Pendekatan psikologis pada pasien secara individu dan pendekatan psikososial terhadap keluarga.
Pendekatan psikologis pada pasien dilakukan agar pasien dapat tumbuh kembang secara normal,3
sedangkan pendekatan psikososial keluarga dilakukan untuk pembenahan terhadap aspek
sosiokultural keluarga dan menghindarkan terulangnya kembali kejadian kekerasan.Sebagian besar
kekerasan terhadap anak terjadi di dalam keluarga dan melibatkan salah satu atau kedua orang tua
sebagai pelakunya. Anak korban kekerasan seringkali berasal dari keluarga yang memiliki hubungan
antara anggota keluarga khususnya antara kedua orang tua yang tidak baik.
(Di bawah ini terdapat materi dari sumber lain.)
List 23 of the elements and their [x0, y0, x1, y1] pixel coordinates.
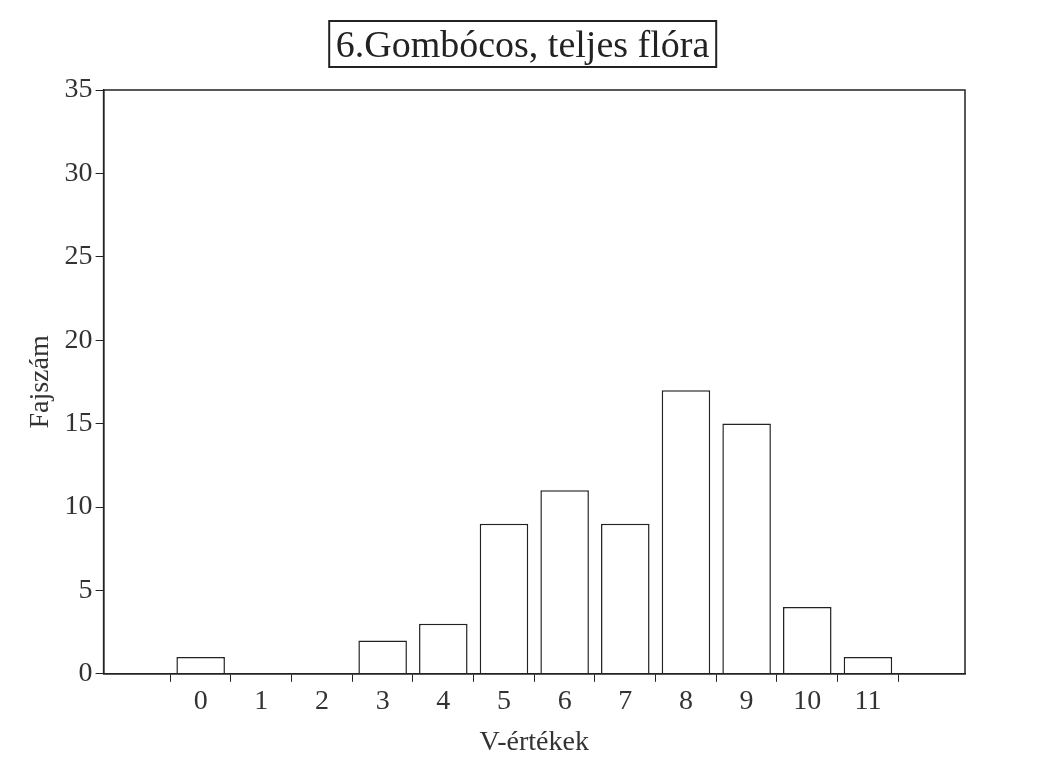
x-tick-label: 0 [193, 683, 208, 715]
x-tick-label: 8 [678, 683, 693, 715]
x-tick-label: 1 [254, 683, 269, 715]
x-tick-label: 2 [314, 683, 329, 715]
x-tick-label: 9 [739, 683, 754, 715]
y-tick-label: 0 [78, 656, 93, 688]
y-tick-label: 15 [64, 405, 93, 437]
x-tick-label: 10 [793, 683, 822, 715]
y-tick-label: 10 [64, 489, 93, 521]
x-axis-title: V-értékek [479, 724, 589, 756]
x-tick-label: 7 [618, 683, 633, 715]
x-tick-label: 11 [854, 683, 882, 715]
x-tick-label: 6 [557, 683, 572, 715]
y-tick-label: 5 [78, 572, 93, 604]
y-tick-label: 35 [64, 72, 93, 104]
chart-title: 6.Gombócos, teljes flóra [327, 20, 718, 68]
x-tick-label: 4 [436, 683, 451, 715]
y-tick-label: 20 [64, 322, 93, 354]
y-axis-title: Fajszám [23, 335, 55, 429]
y-tick-label: 25 [64, 239, 93, 271]
x-tick-label: 3 [375, 683, 390, 715]
y-tick-label: 30 [64, 155, 93, 187]
x-tick-label: 5 [496, 683, 511, 715]
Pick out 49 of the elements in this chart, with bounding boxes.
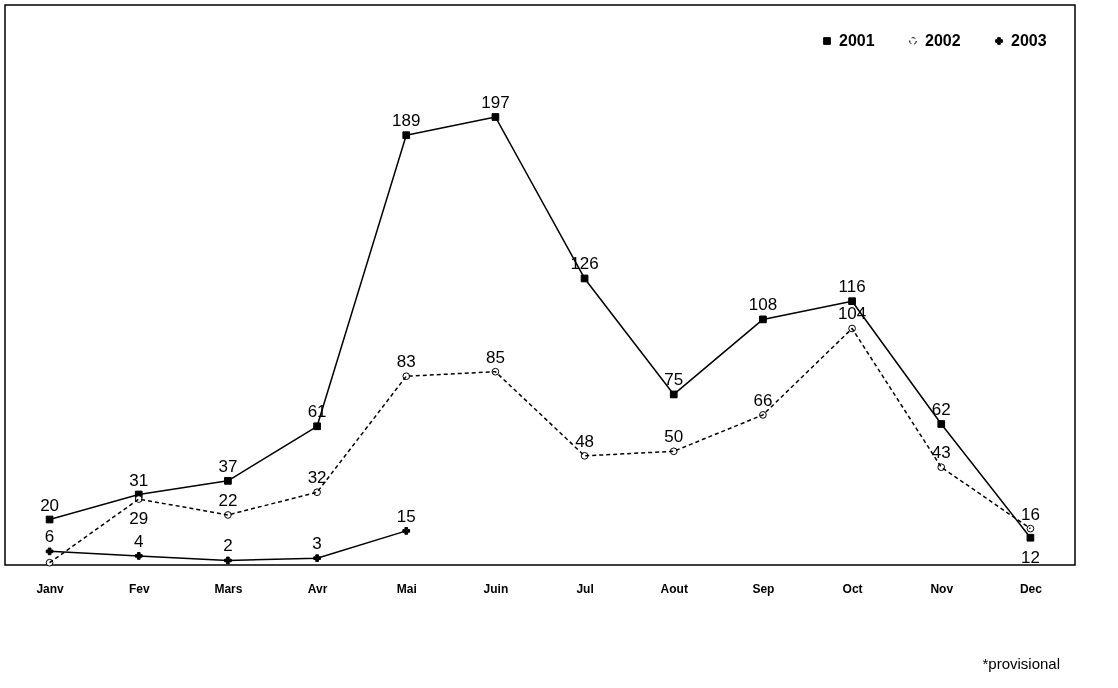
data-label: 20 [40, 495, 60, 515]
data-label: 29 [129, 509, 149, 529]
legend-label: 2003 [1011, 32, 1047, 49]
point [45, 515, 54, 524]
point [1026, 524, 1035, 533]
x-tick-label: Aout [660, 581, 688, 596]
data-label: 108 [748, 295, 778, 315]
point [848, 297, 856, 306]
legend-label: 2001 [839, 32, 875, 49]
x-tick-label: Sep [752, 581, 775, 596]
point [45, 547, 54, 556]
data-label: 31 [129, 470, 149, 490]
text: *provisional [982, 655, 1060, 672]
point [224, 556, 232, 565]
data-label: 189 [392, 111, 421, 131]
data-label: 22 [218, 490, 238, 510]
data-label: 16 [1020, 504, 1040, 524]
data-label: 50 [664, 427, 684, 447]
data-label: 116 [838, 277, 866, 297]
data-label: 2 [223, 536, 233, 556]
legend-label: 2002 [925, 32, 961, 49]
point [402, 527, 411, 535]
data-label: 66 [753, 390, 773, 410]
data-label: 15 [396, 506, 416, 526]
data-label: 62 [931, 400, 951, 420]
x-tick-label: Mai [396, 581, 417, 596]
data-label: 6 [44, 527, 55, 547]
x-tick-label: Juin [483, 581, 509, 596]
data-label: 12 [1020, 547, 1040, 567]
data-label: 48 [575, 431, 595, 451]
x-tick-label: Oct [842, 581, 863, 596]
x-tick-label: Dec [1019, 581, 1043, 596]
data-label: 37 [218, 456, 238, 476]
data-label: 32 [307, 468, 327, 488]
x-tick-label: Janv [36, 581, 65, 596]
x-tick-label: Jul [576, 581, 594, 596]
data-label: 43 [931, 443, 951, 463]
data-label: 83 [396, 352, 416, 372]
data-label: 4 [134, 531, 144, 551]
x-tick-label: Avr [307, 581, 328, 596]
data-label: 85 [485, 347, 505, 367]
x-tick-label: Fev [128, 581, 150, 596]
data-label: 197 [481, 93, 510, 112]
x-tick-label: Mars [214, 581, 243, 596]
point [1026, 533, 1035, 542]
x-tick-label: Nov [930, 581, 954, 596]
point [402, 131, 411, 140]
data-label: 3 [312, 534, 322, 554]
data-label: 75 [664, 370, 684, 390]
Secara garis besar, tanda dan gejala kasus child abuse dapat diidentifikasi
melalui temuan-temuan tertentu yang dapat mencerminkan kecurigaan adanya
kasus child abuse (suspected child abuse cases). Kedaruratan dalam kasus child
abuse dapat diidentifikasi melalui tanda dan gejala yang terdapat pada anak,
serta mengklasifikasikan ke dalam jenis-jenis kekerasan terhadap anak.

Kekerasan Fisik
1. Luka (memar, luka bakar, fraktur,
2. cedera abdomen atau kepala) yang tidak dapat dijelaskan.
3. Luka dengan bentuk dan konfirgurasi tertentu
Kekerasan psikis
1. Perubahan percaya diri yang tiba-tiba.
2. Sakit kepala atau nyeri perut tanpa penyebab medis yang jelas.
3. Ketakutan yang abnormal, mimpi buruk.
4. Cenderung melarikan diri. Kegagalan di sekolah (prestasi menurun, sering
bolos, tidak konsentrasi belajar)
Kekerasan seksual
1. Ketakutan (mimpi buruk, depresi, ketakutan yang berlebihan).
2. Nyeri perut, mengompol (terutama jika anak sudah diajarkan toilet training),
nyeri atau perdarahan pada genitalia, penyakit menular seksual.
3. Cenderung melarikan diri.
4. Perilaku seksual ekstrem yang tidak sesuai untuk usia anak.